Девушка обернулась к ванне. Мутная пенная вода колыхалась после предыдущего посетителя. Брезгливо оглядывая убранство, Клэр начала раздеваться. Когда в запотевшем зеркале появились очертания её фигуры, она вздрогнула.
Тело смердело и чесалось. Опуститься в воду полностью Клэр не решилась, лишь залезла в неё ногами и стала поливать себя чистой водой из ковша. Мыльная пена смывала грязь, придавая коже приятный запах. Тонкие пальцы быстро перебирали сальные пряди рыжих волос, взбивая на них шипящие белые пузырьки. Губы застыли в лёгкой, почти блаженной улыбке.
Какое наслаждение!

Вытеревшись полотенцем, она несколько раз перетянула чёрный кушак[7], скрывая очертания груди. В зеркале снова появился гусар лейб-гвардии. Безусый, хрупкий, с синяками под глазами, которые невозможно было смыть водой, как невозможно смыть с лица усталость от тяжести армейской жизни, бессонных ночей и кошмаров, которые всё ещё преследовали Клэр по ночам.

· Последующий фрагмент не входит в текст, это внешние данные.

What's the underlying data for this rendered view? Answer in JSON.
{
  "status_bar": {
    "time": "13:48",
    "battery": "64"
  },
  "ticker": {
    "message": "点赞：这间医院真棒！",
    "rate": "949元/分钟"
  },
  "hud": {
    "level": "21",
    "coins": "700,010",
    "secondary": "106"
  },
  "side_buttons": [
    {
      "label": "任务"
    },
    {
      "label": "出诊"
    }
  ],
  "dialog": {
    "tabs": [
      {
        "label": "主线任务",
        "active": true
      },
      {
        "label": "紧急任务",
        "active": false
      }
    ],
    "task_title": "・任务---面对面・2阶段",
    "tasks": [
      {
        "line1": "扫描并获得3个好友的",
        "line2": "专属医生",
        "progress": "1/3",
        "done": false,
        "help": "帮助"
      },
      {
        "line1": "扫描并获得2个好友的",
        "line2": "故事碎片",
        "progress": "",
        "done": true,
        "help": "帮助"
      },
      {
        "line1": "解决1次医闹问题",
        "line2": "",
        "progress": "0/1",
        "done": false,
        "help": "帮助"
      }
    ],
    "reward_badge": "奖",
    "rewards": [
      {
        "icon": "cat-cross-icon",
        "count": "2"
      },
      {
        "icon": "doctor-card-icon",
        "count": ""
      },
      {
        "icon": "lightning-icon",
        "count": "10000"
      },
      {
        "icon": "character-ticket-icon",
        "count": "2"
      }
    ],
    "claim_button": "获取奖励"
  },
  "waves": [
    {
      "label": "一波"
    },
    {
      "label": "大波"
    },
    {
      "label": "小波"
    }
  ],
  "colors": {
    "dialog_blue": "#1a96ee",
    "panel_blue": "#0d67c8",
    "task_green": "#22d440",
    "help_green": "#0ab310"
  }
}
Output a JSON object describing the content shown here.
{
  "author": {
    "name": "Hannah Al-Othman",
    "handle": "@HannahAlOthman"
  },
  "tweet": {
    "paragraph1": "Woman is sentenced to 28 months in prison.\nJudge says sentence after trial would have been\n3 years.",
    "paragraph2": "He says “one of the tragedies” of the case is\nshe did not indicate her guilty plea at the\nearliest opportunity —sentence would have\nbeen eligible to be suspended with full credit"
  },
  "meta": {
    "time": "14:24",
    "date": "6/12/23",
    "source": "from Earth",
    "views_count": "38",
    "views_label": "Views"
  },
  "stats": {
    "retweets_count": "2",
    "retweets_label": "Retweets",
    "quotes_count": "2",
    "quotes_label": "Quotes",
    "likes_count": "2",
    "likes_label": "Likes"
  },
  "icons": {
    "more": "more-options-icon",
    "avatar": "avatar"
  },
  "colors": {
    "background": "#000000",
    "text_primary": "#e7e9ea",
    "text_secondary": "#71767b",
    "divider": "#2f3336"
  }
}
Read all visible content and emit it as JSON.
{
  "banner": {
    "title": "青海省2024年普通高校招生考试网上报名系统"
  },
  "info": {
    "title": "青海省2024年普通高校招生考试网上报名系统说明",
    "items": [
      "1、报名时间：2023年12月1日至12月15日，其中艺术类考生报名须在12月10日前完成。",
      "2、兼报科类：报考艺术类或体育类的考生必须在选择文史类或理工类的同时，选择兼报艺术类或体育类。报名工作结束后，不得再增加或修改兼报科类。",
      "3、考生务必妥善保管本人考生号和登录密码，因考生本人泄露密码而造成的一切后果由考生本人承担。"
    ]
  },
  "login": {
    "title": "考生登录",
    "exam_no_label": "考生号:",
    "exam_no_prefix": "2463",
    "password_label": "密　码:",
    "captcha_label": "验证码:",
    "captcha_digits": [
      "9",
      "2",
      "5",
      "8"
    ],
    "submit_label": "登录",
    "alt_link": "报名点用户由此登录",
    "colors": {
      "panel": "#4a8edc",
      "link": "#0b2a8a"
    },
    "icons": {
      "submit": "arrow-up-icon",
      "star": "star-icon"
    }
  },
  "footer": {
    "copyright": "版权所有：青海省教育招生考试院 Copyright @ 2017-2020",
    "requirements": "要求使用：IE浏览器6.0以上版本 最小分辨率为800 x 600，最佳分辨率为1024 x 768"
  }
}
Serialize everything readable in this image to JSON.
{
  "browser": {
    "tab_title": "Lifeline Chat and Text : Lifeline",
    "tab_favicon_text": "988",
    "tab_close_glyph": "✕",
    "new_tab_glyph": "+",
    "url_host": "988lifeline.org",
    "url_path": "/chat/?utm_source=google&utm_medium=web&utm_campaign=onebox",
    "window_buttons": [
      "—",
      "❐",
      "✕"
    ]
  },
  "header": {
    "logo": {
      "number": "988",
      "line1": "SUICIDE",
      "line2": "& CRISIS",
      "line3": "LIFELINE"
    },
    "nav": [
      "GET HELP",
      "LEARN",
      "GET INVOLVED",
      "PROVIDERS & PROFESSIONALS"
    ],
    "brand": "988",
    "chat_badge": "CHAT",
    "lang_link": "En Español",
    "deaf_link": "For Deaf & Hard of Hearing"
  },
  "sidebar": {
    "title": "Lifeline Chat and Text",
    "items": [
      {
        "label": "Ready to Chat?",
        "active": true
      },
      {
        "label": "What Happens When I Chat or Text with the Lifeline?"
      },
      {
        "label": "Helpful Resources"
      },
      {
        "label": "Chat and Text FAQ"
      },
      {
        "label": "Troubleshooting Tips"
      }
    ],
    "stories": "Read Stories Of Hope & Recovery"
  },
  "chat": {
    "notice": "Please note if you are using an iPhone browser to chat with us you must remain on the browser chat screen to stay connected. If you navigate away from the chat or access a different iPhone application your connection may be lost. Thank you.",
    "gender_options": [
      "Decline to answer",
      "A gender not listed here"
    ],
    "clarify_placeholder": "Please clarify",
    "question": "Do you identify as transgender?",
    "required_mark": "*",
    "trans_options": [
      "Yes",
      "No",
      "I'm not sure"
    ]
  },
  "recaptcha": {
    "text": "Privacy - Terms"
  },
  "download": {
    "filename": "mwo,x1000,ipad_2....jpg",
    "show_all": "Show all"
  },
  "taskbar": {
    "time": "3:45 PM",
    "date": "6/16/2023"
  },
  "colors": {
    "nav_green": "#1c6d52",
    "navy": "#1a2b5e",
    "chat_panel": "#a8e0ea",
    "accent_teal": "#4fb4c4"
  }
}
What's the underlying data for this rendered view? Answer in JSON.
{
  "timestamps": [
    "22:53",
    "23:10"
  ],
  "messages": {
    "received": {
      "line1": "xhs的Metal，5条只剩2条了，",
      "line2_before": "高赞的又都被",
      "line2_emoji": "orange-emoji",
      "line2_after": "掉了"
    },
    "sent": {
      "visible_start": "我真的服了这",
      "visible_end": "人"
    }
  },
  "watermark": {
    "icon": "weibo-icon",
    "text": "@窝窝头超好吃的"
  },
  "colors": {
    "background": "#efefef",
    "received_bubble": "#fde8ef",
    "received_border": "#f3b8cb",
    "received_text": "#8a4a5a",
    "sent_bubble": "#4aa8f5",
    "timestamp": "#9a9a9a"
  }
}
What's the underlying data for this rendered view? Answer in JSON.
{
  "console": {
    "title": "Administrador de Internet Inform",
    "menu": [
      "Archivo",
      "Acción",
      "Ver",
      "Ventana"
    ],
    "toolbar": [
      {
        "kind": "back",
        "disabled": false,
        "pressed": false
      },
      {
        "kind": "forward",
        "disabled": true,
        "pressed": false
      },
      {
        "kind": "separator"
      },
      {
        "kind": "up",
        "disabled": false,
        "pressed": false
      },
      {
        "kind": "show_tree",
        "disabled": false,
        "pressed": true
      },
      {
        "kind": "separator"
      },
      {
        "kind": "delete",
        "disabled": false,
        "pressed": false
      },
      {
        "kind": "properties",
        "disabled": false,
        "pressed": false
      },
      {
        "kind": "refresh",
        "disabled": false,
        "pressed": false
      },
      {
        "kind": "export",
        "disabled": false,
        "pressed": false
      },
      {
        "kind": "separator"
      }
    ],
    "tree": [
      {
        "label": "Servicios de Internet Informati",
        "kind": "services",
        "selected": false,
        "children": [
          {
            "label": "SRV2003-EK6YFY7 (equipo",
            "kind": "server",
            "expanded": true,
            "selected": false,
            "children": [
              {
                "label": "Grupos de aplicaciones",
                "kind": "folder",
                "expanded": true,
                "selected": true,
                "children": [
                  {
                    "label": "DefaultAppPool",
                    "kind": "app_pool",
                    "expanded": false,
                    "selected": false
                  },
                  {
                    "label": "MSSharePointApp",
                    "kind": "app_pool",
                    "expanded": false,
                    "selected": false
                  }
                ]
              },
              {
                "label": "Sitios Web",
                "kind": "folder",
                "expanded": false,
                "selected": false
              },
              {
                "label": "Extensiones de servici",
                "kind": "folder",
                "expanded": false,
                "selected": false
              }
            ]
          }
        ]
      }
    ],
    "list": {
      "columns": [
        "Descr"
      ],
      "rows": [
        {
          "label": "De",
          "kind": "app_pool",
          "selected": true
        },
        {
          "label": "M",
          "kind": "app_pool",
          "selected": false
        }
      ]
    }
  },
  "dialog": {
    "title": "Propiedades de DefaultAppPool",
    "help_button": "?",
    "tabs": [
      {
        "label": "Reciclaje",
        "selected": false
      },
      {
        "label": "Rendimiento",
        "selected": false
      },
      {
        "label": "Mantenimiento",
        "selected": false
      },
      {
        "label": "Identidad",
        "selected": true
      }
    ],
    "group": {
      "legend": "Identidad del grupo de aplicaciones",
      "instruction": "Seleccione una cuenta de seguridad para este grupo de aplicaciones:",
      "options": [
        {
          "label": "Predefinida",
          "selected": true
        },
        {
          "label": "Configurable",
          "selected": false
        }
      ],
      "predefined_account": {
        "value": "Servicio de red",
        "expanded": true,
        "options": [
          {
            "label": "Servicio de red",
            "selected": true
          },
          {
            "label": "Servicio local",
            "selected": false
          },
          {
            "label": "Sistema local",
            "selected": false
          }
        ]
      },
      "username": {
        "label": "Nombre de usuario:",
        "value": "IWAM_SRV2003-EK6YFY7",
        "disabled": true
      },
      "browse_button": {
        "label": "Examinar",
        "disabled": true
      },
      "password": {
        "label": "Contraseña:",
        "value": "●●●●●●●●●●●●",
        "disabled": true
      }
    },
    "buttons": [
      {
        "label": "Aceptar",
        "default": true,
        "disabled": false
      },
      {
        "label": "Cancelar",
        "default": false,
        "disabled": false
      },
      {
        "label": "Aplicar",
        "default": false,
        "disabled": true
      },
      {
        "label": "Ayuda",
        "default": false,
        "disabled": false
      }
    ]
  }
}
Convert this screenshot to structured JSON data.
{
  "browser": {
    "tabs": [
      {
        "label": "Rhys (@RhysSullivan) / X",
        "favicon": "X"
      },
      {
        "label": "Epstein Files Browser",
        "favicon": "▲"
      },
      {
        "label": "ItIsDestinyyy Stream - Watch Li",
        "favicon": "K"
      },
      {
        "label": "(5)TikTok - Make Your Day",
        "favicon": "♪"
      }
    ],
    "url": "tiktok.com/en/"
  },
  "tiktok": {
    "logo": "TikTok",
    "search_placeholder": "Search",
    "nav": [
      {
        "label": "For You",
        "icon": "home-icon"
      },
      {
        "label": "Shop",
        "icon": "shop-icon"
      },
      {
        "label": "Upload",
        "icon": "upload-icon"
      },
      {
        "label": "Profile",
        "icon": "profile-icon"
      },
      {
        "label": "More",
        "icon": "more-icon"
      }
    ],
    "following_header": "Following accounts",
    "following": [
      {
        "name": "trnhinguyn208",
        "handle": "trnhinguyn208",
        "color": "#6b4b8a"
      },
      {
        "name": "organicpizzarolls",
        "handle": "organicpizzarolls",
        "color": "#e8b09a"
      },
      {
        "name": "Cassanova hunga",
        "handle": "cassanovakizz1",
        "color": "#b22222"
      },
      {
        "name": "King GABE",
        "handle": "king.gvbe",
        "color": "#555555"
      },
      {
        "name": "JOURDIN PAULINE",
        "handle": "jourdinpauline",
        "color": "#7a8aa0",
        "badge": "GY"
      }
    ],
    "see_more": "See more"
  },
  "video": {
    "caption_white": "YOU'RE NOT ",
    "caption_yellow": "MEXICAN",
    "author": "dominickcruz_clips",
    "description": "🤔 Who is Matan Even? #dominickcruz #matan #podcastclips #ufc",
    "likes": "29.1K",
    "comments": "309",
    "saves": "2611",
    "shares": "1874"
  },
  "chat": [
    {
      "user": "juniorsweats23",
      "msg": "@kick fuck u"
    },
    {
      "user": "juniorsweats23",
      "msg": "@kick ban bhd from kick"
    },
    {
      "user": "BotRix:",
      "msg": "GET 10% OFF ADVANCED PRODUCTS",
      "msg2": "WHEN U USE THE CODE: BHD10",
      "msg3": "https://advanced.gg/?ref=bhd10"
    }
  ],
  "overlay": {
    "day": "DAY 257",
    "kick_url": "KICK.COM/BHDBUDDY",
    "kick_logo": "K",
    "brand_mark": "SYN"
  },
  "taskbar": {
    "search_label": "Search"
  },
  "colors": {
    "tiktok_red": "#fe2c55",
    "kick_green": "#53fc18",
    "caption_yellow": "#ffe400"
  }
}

* * *Неугомонная компания решила явиться к девяти. Котов и Степан Аркадьевич остались дома. На город опустилась ночь, ветер выл. Морозило так, что лицо немело, и невозможно было к нему прикоснуться без страданий. Снег мерцал в тех местах, куда падал тусклый свет украшенных вычурными узорами уличных фонарей. Было скользко. Экипажи ходили нечасто, а те, что встречались, двигались по толстой хрустящей корке медленнее, чем офицеры, идущие от квартиры пешком.
Перед особняком Тумасовых расположился небольшой сад с парой декоративных фонтанчиков по обеим сторонам аллеи, ведущей к парадной. Если бы сейчас было лето или хотя бы весна, то, вне всяких сомнений, здесь было бы особенно чудесно. Но теперь всё, включая скрюченные деревья, колонны и помпезные аркады на крыльце, было скрыто под белым пушистым одеялом. На входе их встретил пожилой управляющий. Он принял из рук Корницкого приглашения и тут же отошёл в сторону, пропуская их внутрь.
– Господа, вы запоздали! Полонез уже в самом разгаре, – донёсся бархатный мужской голос, едва они успели сдать прислуге верхнюю одежду и оружие.
Встречать их вышло целое семейство: хозяин, хозяйка и их младшая дочь, что сперва широко распахнутыми глазками выглядывала их, идя подле маменьки, а подойдя ближе, спряталась за спину родительницы, точно пугливая лань.